In Bitcoin Gold’s case, the strong increase in margin positions was accompanied by lackluster price action. While the coin generally followed the broader crypto market, the price eventually spiraled downward.
The analyst estimated that the 1.9 million BTG held at some point in Bitfinex represents between 38% and 48% of its total circulating supply. Bitcoin Gold was born in 2017 after a network fork from Bitcoin (BTC), thus maintaining its original history up until that point. This means that Bitcoin Gold contains at least as many inactive coins as its parent, including Satoshi’s cache. He further elaborated how he reached that figure:
“Over 11 million Bitcoins (BTC) haven’t moved in the last year. Considering big wallets’ unwillingness to claim their coins due to fear of private key leak for a minimal return, it can be argued that a number even larger than 11 million BTGs are inactive or lost forever.”

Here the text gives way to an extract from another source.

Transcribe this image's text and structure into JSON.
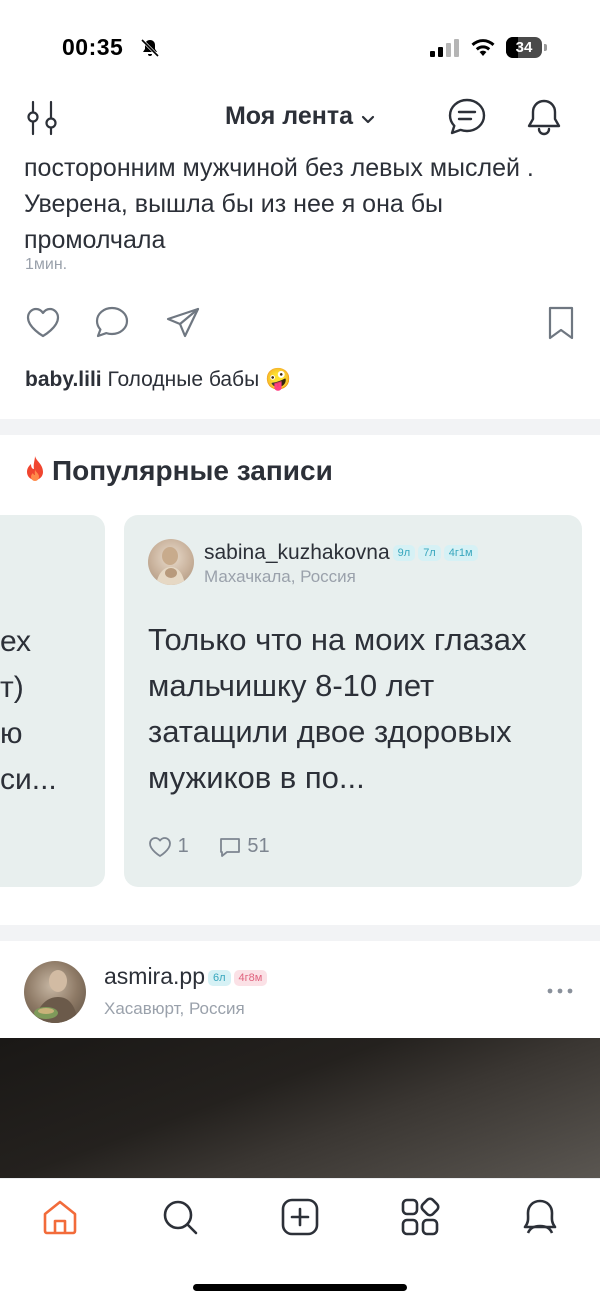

He then estimated a figure of 4 to 5 million active BTG. When asked by Cointelegraph why he is so certain that this is the work of one whale, he explained:
“The accumulation was very consistent and systematic over the course of almost a year, it would be almost impossible for it to be a coincidence that multiple entities were using the exact same system to accumulate.”
DeCurret Partners with KDDI So They Can Test A Digital Currency
As the origin of cryptocurrency, Japan often leads the way when it comes to joint projects between companies in different fields, united by their desire to lead the pack in innovation. E-commerce giant Rakuten partnered with the East Japan Railway Company on June 5 to promote a cashless payment system.

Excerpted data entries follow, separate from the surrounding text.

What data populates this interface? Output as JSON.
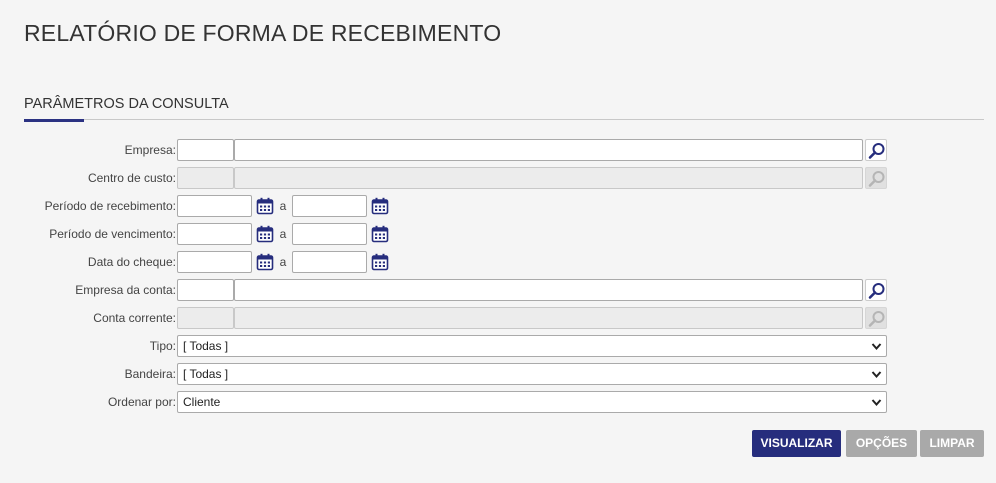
{
  "page": {
    "title": "RELATÓRIO DE FORMA DE RECEBIMENTO",
    "section_title": "PARÂMETROS DA CONSULTA"
  },
  "form": {
    "empresa": {
      "label": "Empresa:",
      "code": "",
      "name": ""
    },
    "centro_custo": {
      "label": "Centro de custo:",
      "code": "",
      "name": ""
    },
    "periodo_recebimento": {
      "label": "Período de recebimento:",
      "from": "",
      "sep": "a",
      "to": ""
    },
    "periodo_vencimento": {
      "label": "Período de vencimento:",
      "from": "",
      "sep": "a",
      "to": ""
    },
    "data_cheque": {
      "label": "Data do cheque:",
      "from": "",
      "sep": "a",
      "to": ""
    },
    "empresa_conta": {
      "label": "Empresa da conta:",
      "code": "",
      "name": ""
    },
    "conta_corrente": {
      "label": "Conta corrente:",
      "code": "",
      "name": ""
    },
    "tipo": {
      "label": "Tipo:",
      "selected": "[ Todas ]"
    },
    "bandeira": {
      "label": "Bandeira:",
      "selected": "[ Todas ]"
    },
    "ordenar_por": {
      "label": "Ordenar por:",
      "selected": "Cliente"
    }
  },
  "actions": {
    "visualizar": "VISUALIZAR",
    "opcoes": "OPÇÕES",
    "limpar": "LIMPAR"
  },
  "icons": {
    "lookup": "magnifier-icon",
    "calendar": "calendar-icon",
    "dropdown": "chevron-down-icon"
  },
  "colors": {
    "primary": "#262d7d",
    "secondary_button": "#a9a9a9",
    "accent": "#2b3282"
  }
}
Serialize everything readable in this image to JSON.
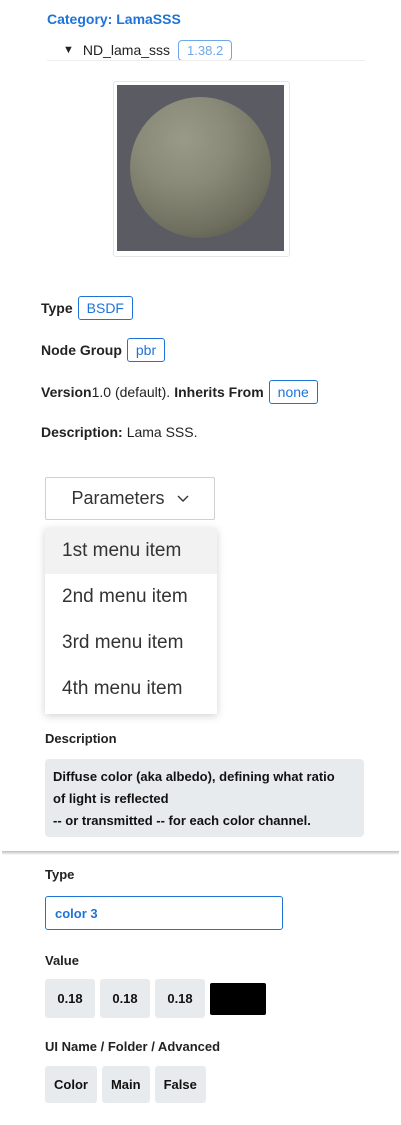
{
  "header": {
    "category": "Category: LamaSSS",
    "node_name": "ND_lama_sss",
    "version_badge": "1.38.2",
    "expand_glyph": "▼"
  },
  "info": {
    "type_label": "Type",
    "type_value": "BSDF",
    "node_group_label": "Node Group",
    "node_group_value": "pbr",
    "version_label": "Version",
    "version_value": "1.0 (default).",
    "inherits_label": "Inherits From",
    "inherits_value": "none",
    "description_label": "Description:",
    "description_value": "Lama SSS."
  },
  "parameters": {
    "button_label": "Parameters",
    "menu_items": [
      "1st menu item",
      "2nd menu item",
      "3rd menu item",
      "4th menu item"
    ]
  },
  "detail": {
    "description_title": "Description",
    "description_lines": [
      "Diffuse color (aka albedo), defining what ratio",
      "of light is reflected",
      "-- or transmitted -- for each color channel."
    ],
    "type_title": "Type",
    "type_value": "color 3",
    "value_title": "Value",
    "values": [
      "0.18",
      "0.18",
      "0.18"
    ],
    "swatch_color": "#000000",
    "ui_title": "UI Name / Folder / Advanced",
    "ui_values": [
      "Color",
      "Main",
      "False"
    ]
  },
  "colors": {
    "accent": "#1e73d9",
    "chip_bg": "#e8ebee"
  },
  "icons": {
    "expand": "triangle-down-icon",
    "dropdown": "chevron-down-icon"
  }
}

A new collaboration is in progress between the Japanese telecom giant KDDI and crypto exchange DeCurret. According to a Feb. 18 press release, the two companies — in collaboration with au Financial Holdings and WebMoney — will conduct a joint-project to test digital currency issued on a blockchain for real-world transactions.
As part of the implementation for this test, KDDI will make requests to WebMoney to issue and distribute digital currency, while the latter’s parent company au Financial Holdings manages the joint project. DeCurret will take a lead role by providing the platform for both the issuance and management of the digital currency.
The joint-project, which runs from Feb. 18 to Feb. 28, is part of DeCurret’s efforts to increase the range of services on their platform. In this case, the platform will be tested using cryptocurrency for real-world transactions like those at cafes. DeCurrent has come a long way since its launch in April 2019. The crypto exchange has already gotten regulatory approval from Japan’s Financial Services Agency to allow its users to refill the country’s Suica transportation cards by using cryptocurrency.